There really is very little else to say about betting in Caribbean Poker, so let’s introduce one of the more common side bets – the 5+1 Bonus. Placed with the Ante, the 5+1 Bonus bet pays out (or not) depending on the strength of the five-card hand you can make from your own five cards plus the first dealer card that’s turned over. Inevitably, you can win the 5+1 Bonus wager even if you lose the overall game – but you must have a Three of a Kind or stronger.
A quick tip, here: the Raise bet may also be known as the Play or Call bet.
Stud Poker Card Values and Hand Rankings
As in Hold’em poker, the strength of the cards when it comes to forming a hand is determined by their suit, number, and what, if any, sequence you can create. From strongest to weakest, the cards in Caribbean Stud Poker are A, K, Q, J, 10, 9, 8, 7, 6, 5, 4, 3, and 2. Here are all the possible hands, again, from strongest to weakest.
- Royal Flush: A, K, Q, J, 10, same suit.
- Straight Flush: Five cards in sequence, same suit.
- Four of a Kind: Four cards, same rank, any suit.
- Full House: Three cards, same rank + two cards, same rank.
- Flush: any five cards, same suit.
- Straight: Five cards in sequence, any suit.
- Three of a Kind: Three cards, same rank, any suit.
- Two Pair: Two cards, same rank, any suit + two cards, same rank, any suit.
- One Pair: Two cards, same rank, any suit.
- High card: Anything else, identified by the highest value card, e.g. 9-high (ace-high).
Payouts and Odds
Caribbean Stud Poker is a fixed-odds game so just about everything can be quantified. This places it squarely in the same category as blackjack and roulette as far as odds and payouts are concerned. Let’s start by outlining all the possible outcomes in Caribbean Poker so that nothing unexpected happens. Once again, these may be familiar to veterans of other poker games.
|Dealer Qualifies?||Dealer Hand||Player Hand||Outcome|
|No||N/A||N/A||Ante bet pays out, Raise bet is returned|
|Yes||Loses||Wins||Ante bet pays out, Raise bet pays out|
|Yes||Tie||Tie||All bets returned|
|Yes||Wins||Loses||All bets lost|
A quick tip, here. You may encounter the word Push when playing lots of different casino games.
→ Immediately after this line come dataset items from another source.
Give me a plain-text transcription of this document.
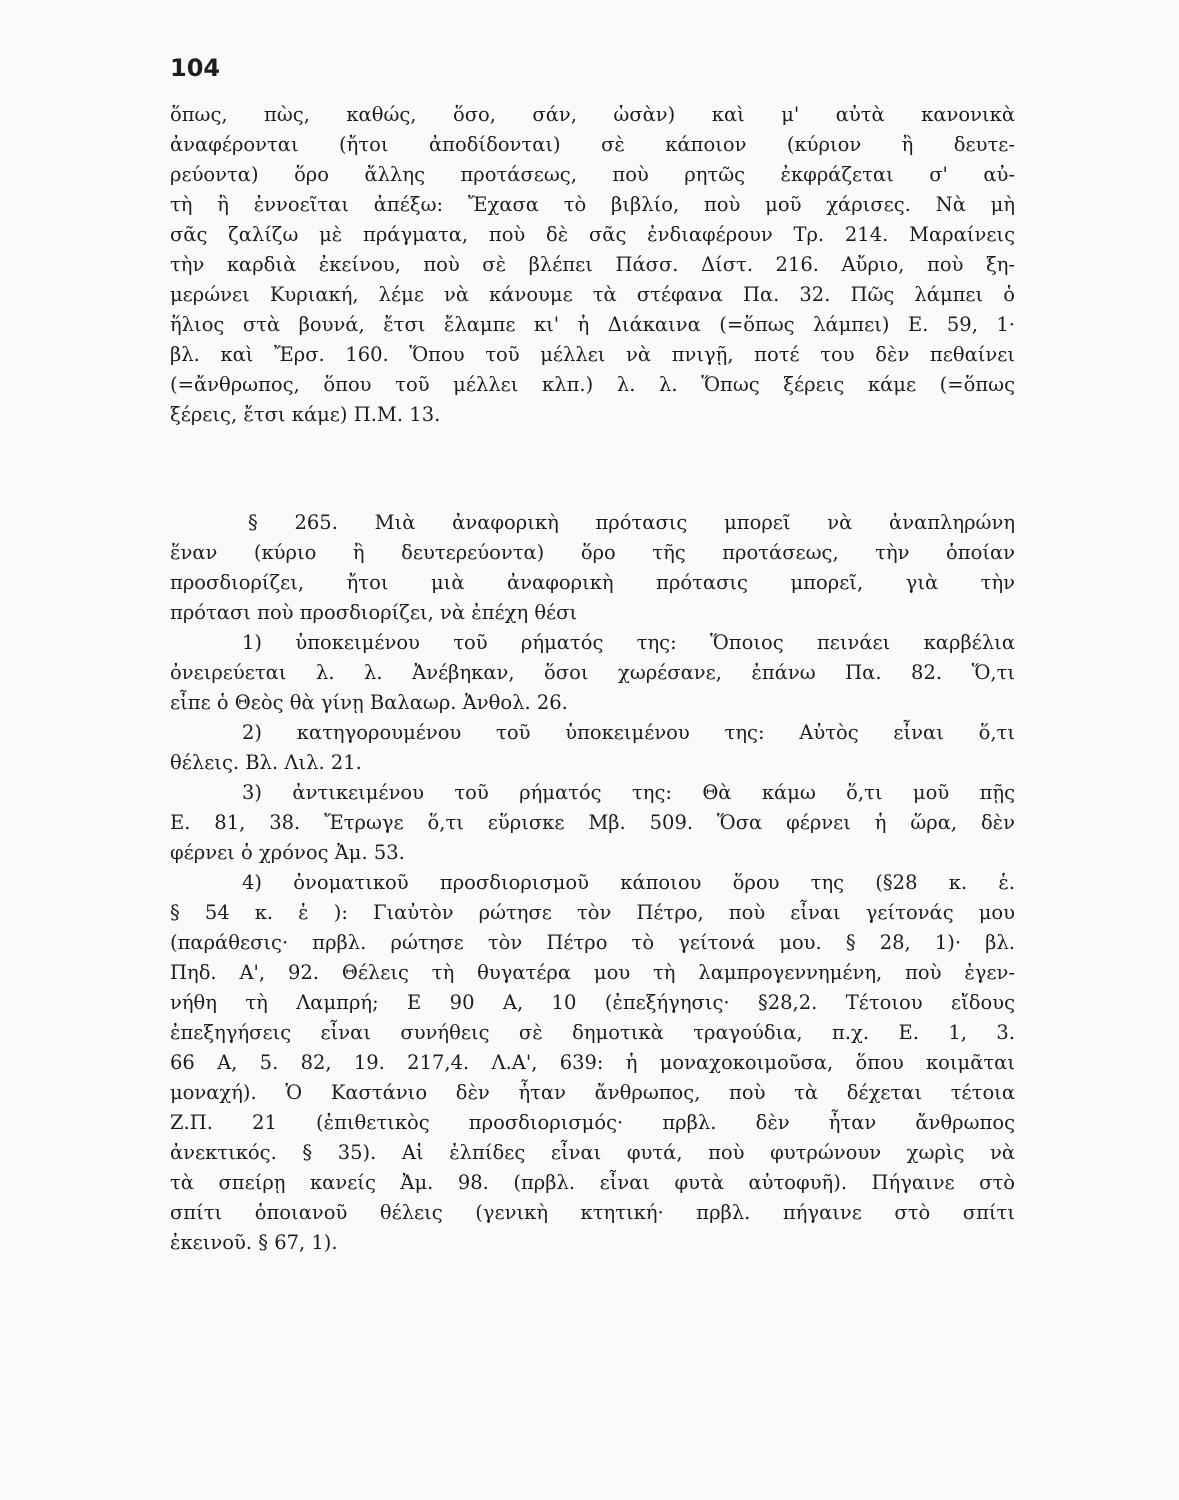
104
ὅπως, πὼς, καθώς, ὅσο, σάν, ὡσὰν) καὶ μ' αὐτὰ κανονικὰ
ἀναφέρονται (ἤτοι ἀποδίδονται) σὲ κάποιον (κύριον ἢ δευτε-
ρεύοντα) ὅρο ἄλλης προτάσεως, ποὺ ρητῶς ἐκφράζεται σ' αὐ-
τὴ ἢ ἐννοεῖται ἀπέξω: Ἔχασα τὸ βιβλίο, ποὺ μοῦ χάρισες. Νὰ μὴ
σᾶς ζαλίζω μὲ πράγματα, ποὺ δὲ σᾶς ἐνδιαφέρουν Τρ. 214. Μαραίνεις
τὴν καρδιὰ ἐκείνου, ποὺ σὲ βλέπει Πάσσ. Δίστ. 216. Αὔριο, ποὺ ξη-
μερώνει Κυριακή, λέμε νὰ κάνουμε τὰ στέφανα Πα. 32. Πῶς λάμπει ὁ
ἥλιος στὰ βουνά, ἔτσι ἔλαμπε κι' ἡ Διάκαινα (=ὅπως λάμπει) Ε. 59, 1·
βλ. καὶ Ἔρσ. 160. Ὅπου τοῦ μέλλει νὰ πνιγῇ, ποτέ του δὲν πεθαίνει
(=ἄνθρωπος, ὅπου τοῦ μέλλει κλπ.) λ. λ. Ὅπως ξέρεις κάμε (=ὅπως
ξέρεις, ἔτσι κάμε) Π.Μ. 13.
§ 265. Μιὰ ἀναφορικὴ πρότασις μπορεῖ νὰ ἀναπληρώνη
ἕναν (κύριο ἢ δευτερεύοντα) ὅρο τῆς προτάσεως, τὴν ὁποίαν
προσδιορίζει, ἤτοι μιὰ ἀναφορικὴ πρότασις μπορεῖ, γιὰ τὴν
πρότασι ποὺ προσδιορίζει, νὰ ἐπέχη θέσι
1) ὑποκειμένου τοῦ ρήματός της: Ὅποιος πεινάει καρβέλια
ὀνειρεύεται λ. λ. Ἀνέβηκαν, ὅσοι χωρέσανε, ἐπάνω Πα. 82. Ὅ,τι
εἶπε ὁ Θεὸς θὰ γίνῃ Βαλαωρ. Ἀνθολ. 26.
2) κατηγορουμένου τοῦ ὑποκειμένου της: Αὐτὸς εἶναι ὅ,τι
θέλεις. Βλ. Λιλ. 21.
3) ἀντικειμένου τοῦ ρήματός της: Θὰ κάμω ὅ,τι μοῦ πῇς
Ε. 81, 38. Ἔτρωγε ὅ,τι εὕρισκε Μβ. 509. Ὅσα φέρνει ἡ ὥρα, δὲν
φέρνει ὁ χρόνος Ἀμ. 53.
4) ὀνοματικοῦ προσδιορισμοῦ κάποιου ὅρου της (§28 κ. ἑ.
§ 54 κ. ἑ ): Γιαὐτὸν ρώτησε τὸν Πέτρο, ποὺ εἶναι γείτονάς μου
(παράθεσις· πρβλ. ρώτησε τὸν Πέτρο τὸ γείτονά μου. § 28, 1)· βλ.
Πηδ. Α', 92. Θέλεις τὴ θυγατέρα μου τὴ λαμπρογεννημένη, ποὺ ἐγεν-
νήθη τὴ Λαμπρή; Ε 90 Α, 10 (ἐπεξήγησις· §28,2. Τέτοιου εἴδους
ἐπεξηγήσεις εἶναι συνήθεις σὲ δημοτικὰ τραγούδια, π.χ. Ε. 1, 3.
66 Α, 5. 82, 19. 217,4. Λ.Α', 639: ἡ μοναχοκοιμοῦσα, ὅπου κοιμᾶται
μοναχή). Ὁ Καστάνιο δὲν ἦταν ἄνθρωπος, ποὺ τὰ δέχεται τέτοια
Ζ.Π. 21 (ἐπιθετικὸς προσδιορισμός· πρβλ. δὲν ἦταν ἄνθρωπος
ἀνεκτικός. § 35). Αἱ ἐλπίδες εἶναι φυτά, ποὺ φυτρώνουν χωρὶς νὰ
τὰ σπείρῃ κανείς Ἀμ. 98. (πρβλ. εἶναι φυτὰ αὐτοφυῆ). Πήγαινε στὸ
σπίτι ὁποιανοῦ θέλεις (γενικὴ κτητική· πρβλ. πήγαινε στὸ σπίτι
ἐκεινοῦ. § 67, 1).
This is essentially a drawn game. All the players’ bets are usually returned in the event of a Push. Some poker variants, like pai gow, make a distinction between a Tie and a Push, where the dealer may actually win. This isn’t designed to trick you. These quirks of gameplay are usually available to read on the poker table itself.
Now, to the payouts –
|Four of a Kind||10:1||1/4,167|
|Three of a Kind||3:1||1/47|
|5+1 Bonus||Royal Flush||1,000 to 1||1/649,351|
|Straight Flush||200 to 1||1/72,202|
|Four of a Kind||100 to 1||1/4,167|
|Full House||20 to 1||1/694|
|Flush||15 to 1||1/526|
|Straight||10 to 1||1/246|
|Three of a Kind||7 to 1||1/47|
Side betting is sometimes associated with progressive jackpots in Caribbean Stud poker, whereby the strongest hands qualify to win a portion (usually around 10%) of a community prize pool. Pay tables and the number of opportunities to win can vary between individual casinos and poker software, however.
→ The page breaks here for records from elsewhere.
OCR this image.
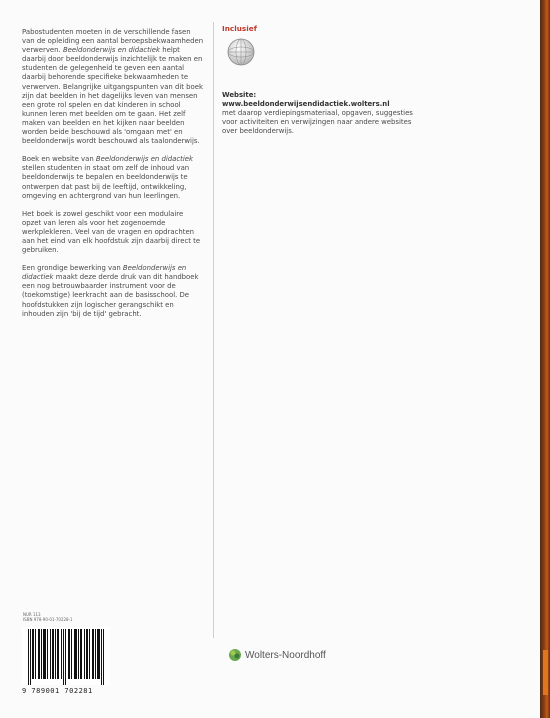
Pabostudenten moeten in de verschillende fasen van de opleiding een aantal beroepsbekwaamheden verwerven. Beeldonderwijs en didactiek helpt daarbij door beeldonderwijs inzichtelijk te maken en studenten de gelegenheid te geven een aantal daarbij behorende specifieke bekwaamheden te verwerven. Belangrijke uitgangspunten van dit boek zijn dat beelden in het dagelijks leven van mensen een grote rol spelen en dat kinderen in school kunnen leren met beelden om te gaan. Het zelf maken van beelden en het kijken naar beelden worden beide beschouwd als 'omgaan met' en beeldonderwijs wordt beschouwd als taalonderwijs.

Boek en website van Beeldonderwijs en didactiek stellen studenten in staat om zelf de inhoud van beeldonderwijs te bepalen en beeldonderwijs te ontwerpen dat past bij de leeftijd, ontwikkeling, omgeving en achtergrond van hun leerlingen.

Het boek is zowel geschikt voor een modulaire opzet van leren als voor het zogenoemde werkplekleren. Veel van de vragen en opdrachten aan het eind van elk hoofdstuk zijn daarbij direct te gebruiken.

Een grondige bewerking van Beeldonderwijs en didactiek maakt deze derde druk van dit handboek een nog betrouwbaarder instrument voor de (toekomstige) leerkracht aan de basisschool. De hoofdstukken zijn logischer gerangschikt en inhouden zijn 'bij de tijd' gebracht.

Inclusief

Website:

www.beeldonderwijsendidactiek.wolters.nl

met daarop verdiepingsmateriaal, opgaven, suggesties voor activiteiten en verwijzingen naar andere websites over beeldonderwijs.

NUR 113
ISBN 978-90-01-70228-1
9 789001 702281
Wolters-Noordhoff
Caribbean Stud Poker might lack the intensity of ‘big’ poker variants like Texas Hold’em but its accessibility means that it’s no less popular than slots or blackjack. In general, Caribbean Poker operates on an either/or basis with other poker variants, which means that you might not find two, similar games in the same place at the same time. However, their shared ruleset means that their mutually exclusive nature doesn’t really matter.
For beginners in the world of poker, any of the variants we’ve mentioned in this guide (other than Texas Hold’em) make for an ideal jumping-off point for the hobby. Be sure to read up on a few essential topics, like bankroll management, before joining any high-stakes games, though – and, as always, play responsibly.